Interviews are typically conducted one-on-one, where you talk with the customer, asking open-ended questions and allowing for detailed responses. The interviews provide the flexibility to explore various topics and delve into individual experiences and opinions. In addition, they allow for follow-up questions and in-depth discussions to gain a deeper understanding of the customer’s perspective.
You can use the return web experience as a prompt during the interview. Doing this helps you understand firsthand the challenges, pain points, and frustrations customers encounter while navigating the site. Let’s dive into an example highlighting how insights from the assessment build on each other.
You’ve learned customers are seeing an add-on product (thanks to session recording) but are choosing not to add it to their next box because it’s too expensive (thanks to usability testing). Knowing this, you can use the add-on site experience as a prompt during the interview. You might ask the following open-ended questions to find additional perspectives on price sensitivity:
- Can you tell me more about your perception of the product’s price? What factors or aspects make you consider it expensive?

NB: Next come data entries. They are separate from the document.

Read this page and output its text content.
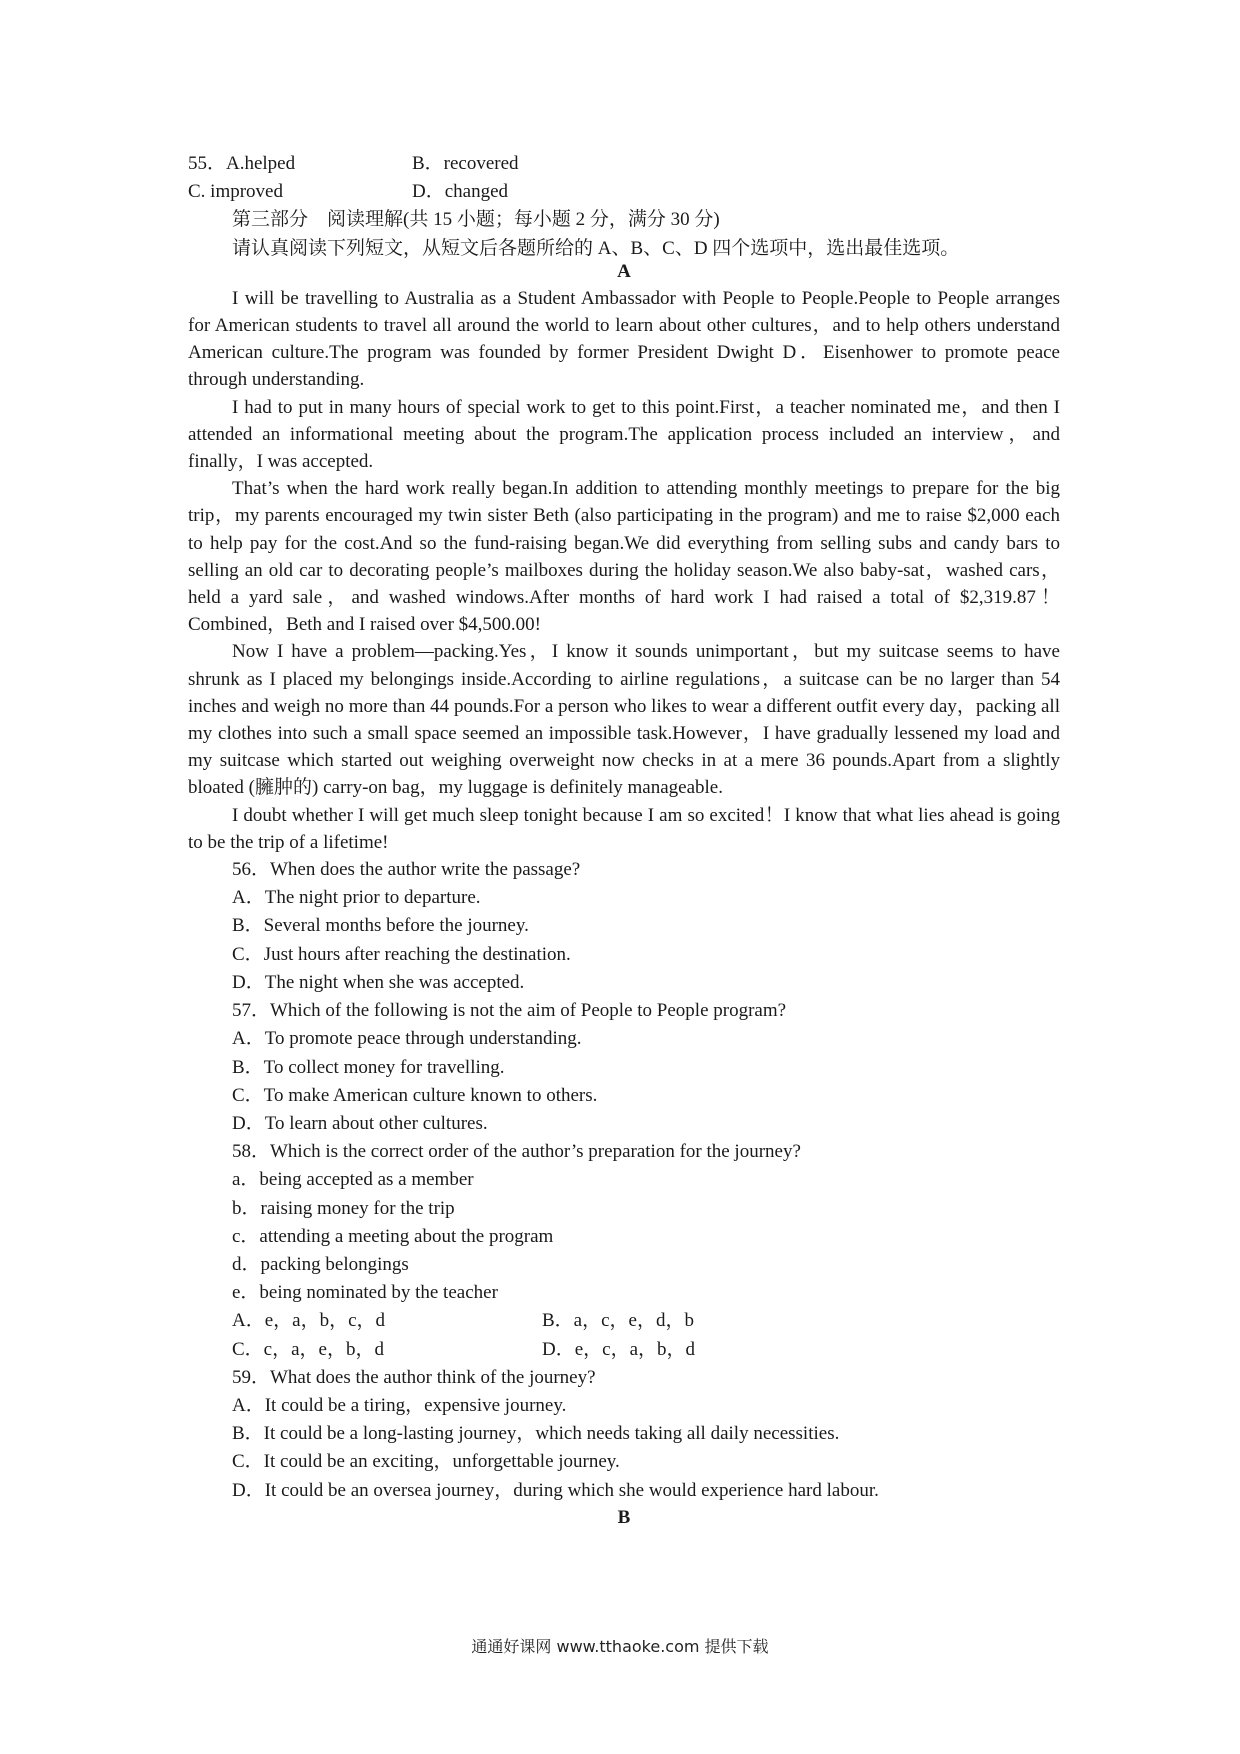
55．A.helped	B．recovered
C. improved	D．changed
第三部分　阅读理解(共 15 小题；每小题 2 分，满分 30 分)
请认真阅读下列短文，从短文后各题所给的 A、B、C、D 四个选项中，选出最佳选项。
A

I will be travelling to Australia as a Student Ambassador with People to People.People to People arranges for American students to travel all around the world to learn about other cultures，and to help others understand American culture.The program was founded by former President Dwight D．Eisenhower to promote peace through understanding.

I had to put in many hours of special work to get to this point.First，a teacher nominated me，and then I attended an informational meeting about the program.The application process included an interview，and finally，I was accepted.

That’s when the hard work really began.In addition to attending monthly meetings to prepare for the big trip，my parents encouraged my twin sister Beth (also participating in the program) and me to raise $2,000 each to help pay for the cost.And so the fund-raising began.We did everything from selling subs and candy bars to selling an old car to decorating people’s mailboxes during the holiday season.We also baby-sat，washed cars，held a yard sale，and washed windows.After months of hard work I had raised a total of $2,319.87！Combined，Beth and I raised over $4,500.00!

Now I have a problem—packing.Yes，I know it sounds unimportant，but my suitcase seems to have shrunk as I placed my belongings inside.According to airline regulations，a suitcase can be no larger than 54 inches and weigh no more than 44 pounds.For a person who likes to wear a different outfit every day，packing all my clothes into such a small space seemed an impossible task.However，I have gradually lessened my load and my suitcase which started out weighing overweight now checks in at a mere 36 pounds.Apart from a slightly bloated (臃肿的) carry-on bag，my luggage is definitely manageable.

I doubt whether I will get much sleep tonight because I am so excited！I know that what lies ahead is going to be the trip of a lifetime!

56．When does the author write the passage?
A．The night prior to departure.
B．Several months before the journey.
C．Just hours after reaching the destination.
D．The night when she was accepted.
57．Which of the following is not the aim of People to People program?
A．To promote peace through understanding.
B．To collect money for travelling.
C．To make American culture known to others.
D．To learn about other cultures.
58．Which is the correct order of the author’s preparation for the journey?
a．being accepted as a member
b．raising money for the trip
c．attending a meeting about the program
d．packing belongings
e．being nominated by the teacher
A．e，a，b，c，d	B．a，c，e，d，b
C．c，a，e，b，d	D．e，c，a，b，d
59．What does the author think of the journey?
A．It could be a tiring，expensive journey.
B．It could be a long-lasting journey，which needs taking all daily necessities.
C．It could be an exciting，unforgettable journey.
D．It could be an oversea journey，during which she would experience hard labour.
B
通通好课网 www.tthaoke.com 提供下载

- How does the product’s price compare to similar products or alternatives you have encountered? What makes you feel it is priced higher?
- What value or benefits do you expect from the product that would justify a higher price point?
- Are there any specific product qualities that you believe contribute to its perceived higher price?
- Can you share any personal experiences where you felt the product’s price did not align with the value you received?
Open-ended questions encourage the interviewee to provide detailed explanations and examples, helping you uncover underlying reasons, expectations, and considerations contributing to their perception of the product being too expensive. These insights can inform decisions related to pricing strategies, product positioning, and potential adjustments to better align with customer expectations and perceived value.
Paving the Way for Long-Term Success
In conclusion, optimizing the return customer experience is vital for sustained growth and improved retention metrics. While your product may resonate with potential customers during the acquisition phase, addressing the issues that arise post-conversion is crucial. By conducting a retention-focused UX assessment, you can uncover your return customers’ real needs and motivations.
This assessment combines the perspectives from four activities: UX audit, session recording analysis, unmoderated usability testing, and customer interviews to gain a comprehensive understanding of the pain points and challenges customers face. With insights from this assessment, you can take actionable steps to enhance the return customer experience, reduce churn, and boost revenue. Don’t let valuable customers slip away – invest in a retention-focused UX assessment today and pave the way for long-term success.